Accessing SputnikVM

Methods of accessing SputnikVM:

• Foreign Function interface
• Service level asynchronous IO
• Command Line Interface
• Via the standard Cargo build system.

Require/Commit functionality of the VM.

SputnikVM for the moment has taken a rather functional approach to executing the VM.

A code snippet from the regression test demonstrates the setup and execution.

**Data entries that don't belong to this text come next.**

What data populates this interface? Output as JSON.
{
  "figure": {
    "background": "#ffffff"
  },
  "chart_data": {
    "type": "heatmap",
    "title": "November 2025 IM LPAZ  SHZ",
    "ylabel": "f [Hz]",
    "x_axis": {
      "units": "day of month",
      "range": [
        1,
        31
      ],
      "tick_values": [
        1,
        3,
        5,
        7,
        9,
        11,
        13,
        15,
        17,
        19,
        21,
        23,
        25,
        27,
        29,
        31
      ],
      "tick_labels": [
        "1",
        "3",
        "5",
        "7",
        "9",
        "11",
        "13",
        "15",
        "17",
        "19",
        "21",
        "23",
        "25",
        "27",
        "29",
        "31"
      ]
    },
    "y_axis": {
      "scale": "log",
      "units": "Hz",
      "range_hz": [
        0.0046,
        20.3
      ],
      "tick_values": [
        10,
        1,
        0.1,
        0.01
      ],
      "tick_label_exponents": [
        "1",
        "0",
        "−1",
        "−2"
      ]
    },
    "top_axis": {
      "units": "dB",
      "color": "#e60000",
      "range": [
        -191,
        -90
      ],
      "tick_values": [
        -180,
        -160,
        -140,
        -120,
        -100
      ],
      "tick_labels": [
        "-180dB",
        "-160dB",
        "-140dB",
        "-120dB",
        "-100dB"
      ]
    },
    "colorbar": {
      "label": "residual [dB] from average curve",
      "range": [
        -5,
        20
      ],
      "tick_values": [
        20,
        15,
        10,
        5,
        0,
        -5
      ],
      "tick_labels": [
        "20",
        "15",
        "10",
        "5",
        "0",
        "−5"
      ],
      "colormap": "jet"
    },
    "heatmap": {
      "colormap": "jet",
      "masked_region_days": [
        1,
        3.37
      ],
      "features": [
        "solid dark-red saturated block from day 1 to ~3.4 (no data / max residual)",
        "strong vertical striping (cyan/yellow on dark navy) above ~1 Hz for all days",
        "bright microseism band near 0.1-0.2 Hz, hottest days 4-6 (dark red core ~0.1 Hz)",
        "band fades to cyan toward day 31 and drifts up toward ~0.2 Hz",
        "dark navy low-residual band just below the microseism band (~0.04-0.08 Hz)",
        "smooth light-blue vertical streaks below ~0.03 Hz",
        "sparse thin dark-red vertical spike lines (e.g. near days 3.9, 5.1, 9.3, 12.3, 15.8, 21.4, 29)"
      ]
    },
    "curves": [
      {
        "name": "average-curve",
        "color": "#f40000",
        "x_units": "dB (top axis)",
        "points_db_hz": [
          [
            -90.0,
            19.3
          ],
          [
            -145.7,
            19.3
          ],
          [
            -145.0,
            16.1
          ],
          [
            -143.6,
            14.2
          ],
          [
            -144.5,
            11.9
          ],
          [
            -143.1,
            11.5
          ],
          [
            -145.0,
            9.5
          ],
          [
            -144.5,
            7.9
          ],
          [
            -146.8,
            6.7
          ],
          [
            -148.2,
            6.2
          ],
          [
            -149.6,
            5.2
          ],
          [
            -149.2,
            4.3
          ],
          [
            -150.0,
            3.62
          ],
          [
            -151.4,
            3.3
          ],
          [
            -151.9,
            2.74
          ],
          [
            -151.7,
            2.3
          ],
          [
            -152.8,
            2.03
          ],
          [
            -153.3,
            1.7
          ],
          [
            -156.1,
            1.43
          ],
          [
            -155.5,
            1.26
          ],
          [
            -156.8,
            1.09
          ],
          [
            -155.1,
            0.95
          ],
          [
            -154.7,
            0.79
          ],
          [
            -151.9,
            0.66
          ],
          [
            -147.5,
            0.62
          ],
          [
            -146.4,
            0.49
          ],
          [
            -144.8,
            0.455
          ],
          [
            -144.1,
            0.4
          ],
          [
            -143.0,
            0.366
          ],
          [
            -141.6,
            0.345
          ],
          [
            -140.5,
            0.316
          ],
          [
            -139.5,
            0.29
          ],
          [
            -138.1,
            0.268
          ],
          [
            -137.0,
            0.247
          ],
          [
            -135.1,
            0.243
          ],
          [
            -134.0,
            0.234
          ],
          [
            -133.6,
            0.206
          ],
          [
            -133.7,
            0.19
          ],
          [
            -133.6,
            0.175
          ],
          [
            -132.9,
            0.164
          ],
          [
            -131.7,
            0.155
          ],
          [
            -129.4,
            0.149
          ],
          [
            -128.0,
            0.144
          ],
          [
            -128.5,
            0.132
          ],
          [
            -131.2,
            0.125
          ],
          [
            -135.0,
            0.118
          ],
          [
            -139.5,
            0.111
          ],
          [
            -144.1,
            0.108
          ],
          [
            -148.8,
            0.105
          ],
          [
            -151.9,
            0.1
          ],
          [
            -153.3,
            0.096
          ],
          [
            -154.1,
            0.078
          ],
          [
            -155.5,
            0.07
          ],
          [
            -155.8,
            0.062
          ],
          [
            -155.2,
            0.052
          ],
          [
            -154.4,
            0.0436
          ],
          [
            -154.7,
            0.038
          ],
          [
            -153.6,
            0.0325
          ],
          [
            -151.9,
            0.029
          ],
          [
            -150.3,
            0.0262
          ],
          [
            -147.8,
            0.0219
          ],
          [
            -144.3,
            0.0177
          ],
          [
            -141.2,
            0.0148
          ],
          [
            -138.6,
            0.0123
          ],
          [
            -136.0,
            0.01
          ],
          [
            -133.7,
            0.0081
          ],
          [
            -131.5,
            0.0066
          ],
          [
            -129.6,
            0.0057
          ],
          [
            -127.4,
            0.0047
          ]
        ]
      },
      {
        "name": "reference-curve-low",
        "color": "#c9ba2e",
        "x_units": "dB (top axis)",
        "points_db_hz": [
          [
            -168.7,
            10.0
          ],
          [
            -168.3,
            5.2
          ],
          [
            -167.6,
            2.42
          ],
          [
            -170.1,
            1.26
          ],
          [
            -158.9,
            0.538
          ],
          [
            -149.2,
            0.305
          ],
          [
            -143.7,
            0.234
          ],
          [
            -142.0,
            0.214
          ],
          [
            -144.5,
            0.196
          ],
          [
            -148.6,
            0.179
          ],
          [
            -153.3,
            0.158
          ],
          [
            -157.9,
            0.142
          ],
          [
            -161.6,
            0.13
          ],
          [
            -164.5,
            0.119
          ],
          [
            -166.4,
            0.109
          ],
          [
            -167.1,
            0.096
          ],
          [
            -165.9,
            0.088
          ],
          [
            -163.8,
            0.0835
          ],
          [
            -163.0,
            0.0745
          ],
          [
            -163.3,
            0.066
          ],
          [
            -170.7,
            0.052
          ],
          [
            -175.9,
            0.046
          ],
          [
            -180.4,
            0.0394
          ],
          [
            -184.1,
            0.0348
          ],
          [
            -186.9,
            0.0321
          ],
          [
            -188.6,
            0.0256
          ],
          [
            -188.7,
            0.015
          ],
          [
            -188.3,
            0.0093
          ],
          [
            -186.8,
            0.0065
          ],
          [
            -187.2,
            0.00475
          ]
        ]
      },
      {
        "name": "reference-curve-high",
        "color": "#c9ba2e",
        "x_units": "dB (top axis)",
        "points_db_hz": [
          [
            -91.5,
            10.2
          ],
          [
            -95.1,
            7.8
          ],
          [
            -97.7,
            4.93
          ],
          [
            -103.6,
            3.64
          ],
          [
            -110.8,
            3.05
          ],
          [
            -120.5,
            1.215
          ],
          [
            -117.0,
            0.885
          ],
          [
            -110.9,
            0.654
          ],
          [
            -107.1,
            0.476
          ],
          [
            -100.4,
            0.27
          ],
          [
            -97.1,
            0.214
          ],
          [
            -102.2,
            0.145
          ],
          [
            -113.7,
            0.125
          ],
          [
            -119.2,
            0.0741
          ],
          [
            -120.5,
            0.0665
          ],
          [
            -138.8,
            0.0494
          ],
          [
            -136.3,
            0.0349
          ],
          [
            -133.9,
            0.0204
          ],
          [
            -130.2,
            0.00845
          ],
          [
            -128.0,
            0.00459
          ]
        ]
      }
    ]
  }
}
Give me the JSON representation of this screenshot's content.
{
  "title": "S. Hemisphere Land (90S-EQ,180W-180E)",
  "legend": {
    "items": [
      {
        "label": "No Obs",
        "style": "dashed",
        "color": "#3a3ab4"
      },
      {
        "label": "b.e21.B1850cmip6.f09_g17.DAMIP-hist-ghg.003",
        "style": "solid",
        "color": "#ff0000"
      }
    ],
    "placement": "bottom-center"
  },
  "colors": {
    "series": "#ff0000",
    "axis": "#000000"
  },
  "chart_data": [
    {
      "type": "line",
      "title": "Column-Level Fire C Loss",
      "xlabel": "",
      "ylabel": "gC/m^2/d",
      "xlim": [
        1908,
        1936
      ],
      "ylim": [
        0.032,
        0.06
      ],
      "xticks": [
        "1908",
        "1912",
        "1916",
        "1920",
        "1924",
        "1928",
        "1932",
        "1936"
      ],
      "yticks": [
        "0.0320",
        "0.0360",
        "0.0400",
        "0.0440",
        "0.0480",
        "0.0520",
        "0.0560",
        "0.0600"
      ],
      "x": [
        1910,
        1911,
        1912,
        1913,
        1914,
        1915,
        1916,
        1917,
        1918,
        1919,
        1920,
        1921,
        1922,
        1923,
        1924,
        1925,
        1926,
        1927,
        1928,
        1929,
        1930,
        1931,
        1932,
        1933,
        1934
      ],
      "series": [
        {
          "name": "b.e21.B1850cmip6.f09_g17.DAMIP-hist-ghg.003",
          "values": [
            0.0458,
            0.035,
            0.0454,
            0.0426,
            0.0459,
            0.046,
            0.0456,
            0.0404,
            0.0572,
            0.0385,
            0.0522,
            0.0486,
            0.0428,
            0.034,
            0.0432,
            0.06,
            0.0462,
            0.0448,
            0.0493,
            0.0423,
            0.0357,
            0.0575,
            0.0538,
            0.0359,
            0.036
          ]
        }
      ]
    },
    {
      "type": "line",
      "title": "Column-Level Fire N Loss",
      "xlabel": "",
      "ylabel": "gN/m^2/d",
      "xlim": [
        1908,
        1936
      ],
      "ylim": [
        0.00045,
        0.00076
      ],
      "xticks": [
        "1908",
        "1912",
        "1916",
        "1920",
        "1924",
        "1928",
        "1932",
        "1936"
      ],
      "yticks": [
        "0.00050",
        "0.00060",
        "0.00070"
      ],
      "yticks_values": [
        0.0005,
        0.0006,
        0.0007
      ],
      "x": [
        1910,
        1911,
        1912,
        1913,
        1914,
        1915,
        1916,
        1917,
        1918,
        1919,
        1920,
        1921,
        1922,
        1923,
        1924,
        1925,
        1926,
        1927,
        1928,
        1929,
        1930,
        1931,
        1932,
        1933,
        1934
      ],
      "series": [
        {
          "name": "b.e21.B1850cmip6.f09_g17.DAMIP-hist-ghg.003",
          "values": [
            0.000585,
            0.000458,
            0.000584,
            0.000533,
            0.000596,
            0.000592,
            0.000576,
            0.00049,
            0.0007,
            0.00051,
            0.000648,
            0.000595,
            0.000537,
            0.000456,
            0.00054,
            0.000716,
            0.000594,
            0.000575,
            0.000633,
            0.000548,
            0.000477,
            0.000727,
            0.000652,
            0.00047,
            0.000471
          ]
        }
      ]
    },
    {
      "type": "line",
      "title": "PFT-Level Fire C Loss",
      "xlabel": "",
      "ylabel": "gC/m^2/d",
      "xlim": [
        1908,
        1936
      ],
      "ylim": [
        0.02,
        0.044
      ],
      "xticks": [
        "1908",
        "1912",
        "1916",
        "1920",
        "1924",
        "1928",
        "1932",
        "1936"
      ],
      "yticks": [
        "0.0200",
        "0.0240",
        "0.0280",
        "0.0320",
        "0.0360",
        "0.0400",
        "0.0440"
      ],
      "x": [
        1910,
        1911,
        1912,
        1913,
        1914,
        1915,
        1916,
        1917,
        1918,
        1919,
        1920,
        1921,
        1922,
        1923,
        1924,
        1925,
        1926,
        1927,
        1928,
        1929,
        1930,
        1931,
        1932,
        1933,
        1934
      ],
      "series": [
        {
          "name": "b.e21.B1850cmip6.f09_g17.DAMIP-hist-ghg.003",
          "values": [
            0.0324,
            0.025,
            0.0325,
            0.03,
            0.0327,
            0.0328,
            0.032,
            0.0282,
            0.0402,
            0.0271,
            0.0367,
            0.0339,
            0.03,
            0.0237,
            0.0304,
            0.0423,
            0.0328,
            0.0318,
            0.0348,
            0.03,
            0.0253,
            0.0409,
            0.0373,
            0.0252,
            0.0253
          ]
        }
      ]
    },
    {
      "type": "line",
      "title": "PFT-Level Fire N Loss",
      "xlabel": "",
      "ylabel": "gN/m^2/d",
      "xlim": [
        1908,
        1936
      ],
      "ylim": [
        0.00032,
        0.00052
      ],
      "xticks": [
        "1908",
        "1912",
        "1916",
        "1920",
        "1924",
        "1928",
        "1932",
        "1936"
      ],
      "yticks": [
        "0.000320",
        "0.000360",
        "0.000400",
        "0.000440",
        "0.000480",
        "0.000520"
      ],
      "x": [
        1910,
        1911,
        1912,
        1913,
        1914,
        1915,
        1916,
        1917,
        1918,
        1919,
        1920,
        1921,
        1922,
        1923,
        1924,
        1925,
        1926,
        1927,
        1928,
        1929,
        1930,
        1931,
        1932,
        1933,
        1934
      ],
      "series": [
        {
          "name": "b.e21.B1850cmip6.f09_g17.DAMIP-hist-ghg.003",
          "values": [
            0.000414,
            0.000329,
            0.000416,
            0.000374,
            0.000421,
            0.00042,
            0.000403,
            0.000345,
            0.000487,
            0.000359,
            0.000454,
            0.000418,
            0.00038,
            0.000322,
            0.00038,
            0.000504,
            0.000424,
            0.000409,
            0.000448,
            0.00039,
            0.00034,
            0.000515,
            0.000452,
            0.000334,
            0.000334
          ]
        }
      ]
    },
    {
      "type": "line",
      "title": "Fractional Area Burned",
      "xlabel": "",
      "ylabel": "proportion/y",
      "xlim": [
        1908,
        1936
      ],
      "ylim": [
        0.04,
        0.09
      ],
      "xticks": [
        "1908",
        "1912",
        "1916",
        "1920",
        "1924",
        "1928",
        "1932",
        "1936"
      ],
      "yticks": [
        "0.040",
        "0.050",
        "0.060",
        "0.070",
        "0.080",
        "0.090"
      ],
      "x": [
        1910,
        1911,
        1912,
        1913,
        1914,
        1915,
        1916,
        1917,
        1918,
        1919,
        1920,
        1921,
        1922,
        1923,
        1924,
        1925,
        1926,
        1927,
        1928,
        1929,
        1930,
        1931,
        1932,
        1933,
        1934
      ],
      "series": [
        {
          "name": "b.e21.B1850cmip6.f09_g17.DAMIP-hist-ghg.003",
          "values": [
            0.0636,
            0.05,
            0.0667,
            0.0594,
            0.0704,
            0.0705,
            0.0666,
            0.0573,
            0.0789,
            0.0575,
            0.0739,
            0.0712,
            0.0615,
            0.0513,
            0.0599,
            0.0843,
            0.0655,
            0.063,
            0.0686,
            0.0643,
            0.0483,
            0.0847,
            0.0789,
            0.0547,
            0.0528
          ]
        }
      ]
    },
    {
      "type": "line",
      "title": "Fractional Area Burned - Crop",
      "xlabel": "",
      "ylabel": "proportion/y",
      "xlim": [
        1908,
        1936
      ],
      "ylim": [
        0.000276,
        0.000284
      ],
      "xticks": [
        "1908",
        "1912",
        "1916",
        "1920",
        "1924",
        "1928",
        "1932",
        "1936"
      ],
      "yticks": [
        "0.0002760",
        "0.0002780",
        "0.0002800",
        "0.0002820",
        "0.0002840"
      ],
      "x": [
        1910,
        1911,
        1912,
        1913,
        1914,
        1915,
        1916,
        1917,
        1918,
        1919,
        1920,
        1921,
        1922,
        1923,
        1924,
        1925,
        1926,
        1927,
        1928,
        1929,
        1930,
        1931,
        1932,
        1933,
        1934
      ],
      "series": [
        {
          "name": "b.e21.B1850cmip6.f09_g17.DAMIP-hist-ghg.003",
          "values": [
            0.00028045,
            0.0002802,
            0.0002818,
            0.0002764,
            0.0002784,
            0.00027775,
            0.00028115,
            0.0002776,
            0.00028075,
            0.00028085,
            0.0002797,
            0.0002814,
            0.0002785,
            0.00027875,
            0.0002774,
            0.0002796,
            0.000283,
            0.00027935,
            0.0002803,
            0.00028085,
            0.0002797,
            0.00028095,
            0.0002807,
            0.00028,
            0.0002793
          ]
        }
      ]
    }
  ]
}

        let mut vm = SeqTransactionVM::new(transaction, block_header.clone(), &FRONTIER_PATCH);
        loop {
            match vm.fire() {
                Ok(()) => {
                    println!("VM exited successfully, checking results ...");
                    break;
                },
                Err(RequireError::Account(address)) => {
                    println!("Feeding VM account at 0x{:x} ...", address);
                    let nonce = M256::from_str(&client.get_transaction_count(&format!("0x{:x}", address),
                                                                             &last_block_number)).unwrap();
                    let balance = U256::from_str(&client.get_balance(&format!("0x{:x}", address),
                                                                    &last_block_number)).unwrap();
                    let code = read_hex(&client.get_code(&format!("0x{:x}", address),
                                                         &last_block_number)).unwrap();
                    vm.commit_account(AccountCommitment::Full {
                        nonce: nonce,
                        address: address,
                        balance: balance,
                        code: code,
                    });
                },
                Err(RequireError::AccountStorage(address, index)) => {
                    println!("Feeding VM account storage at 0x{:x} with index 0x{:x} ...", address, index);
                    let value = M256::from_str(&client.get_storage_at(&format!("0x{:x}", address),
                                                                      &format!("0x{:x}", index),
                                                                      &last_block_number)).unwrap();
                    vm.commit_account(AccountCommitment::Storage {
                        address: address,
                        index: index,
                        value: value,
                    });
                },
                Err(RequireError::AccountCode(address)) => {
                    println!("Feeding VM account code at 0x{:x} ...", address);
                    let code = read_hex(&client.get_code(&format!("0x{:x}", address), &last_block_number)).unwrap();
                    vm.commit_account(AccountCommitment::Code {
                        address: address,
                        code: code,
                    });
                }
                Err(err) => {
                    println!("Unhandled require: {:?}", err);
                    unimplemented!()
                },
            }
        }

Notice how a RequireError is thrown for Account, AccountCode and AccountStorage. Some contracts, when executing, need to know more information during execution before it can continue. Typically this information is retrieved from the blockchain on demand basis. The AccountStorage is another example of feeding the address of the contract storage so the VM can continue execution.

The rationale behind this design is execution can swiftly continue for most contracts that do not require talking to other contracts or referencing excessive account storage.

Note this API is currently raw and thus highly experimental. The possibilty of it changing for a call mechanism is higher as integrating a WebAssembly VM is highly probable and thus the semantics will undoubtedly require changing.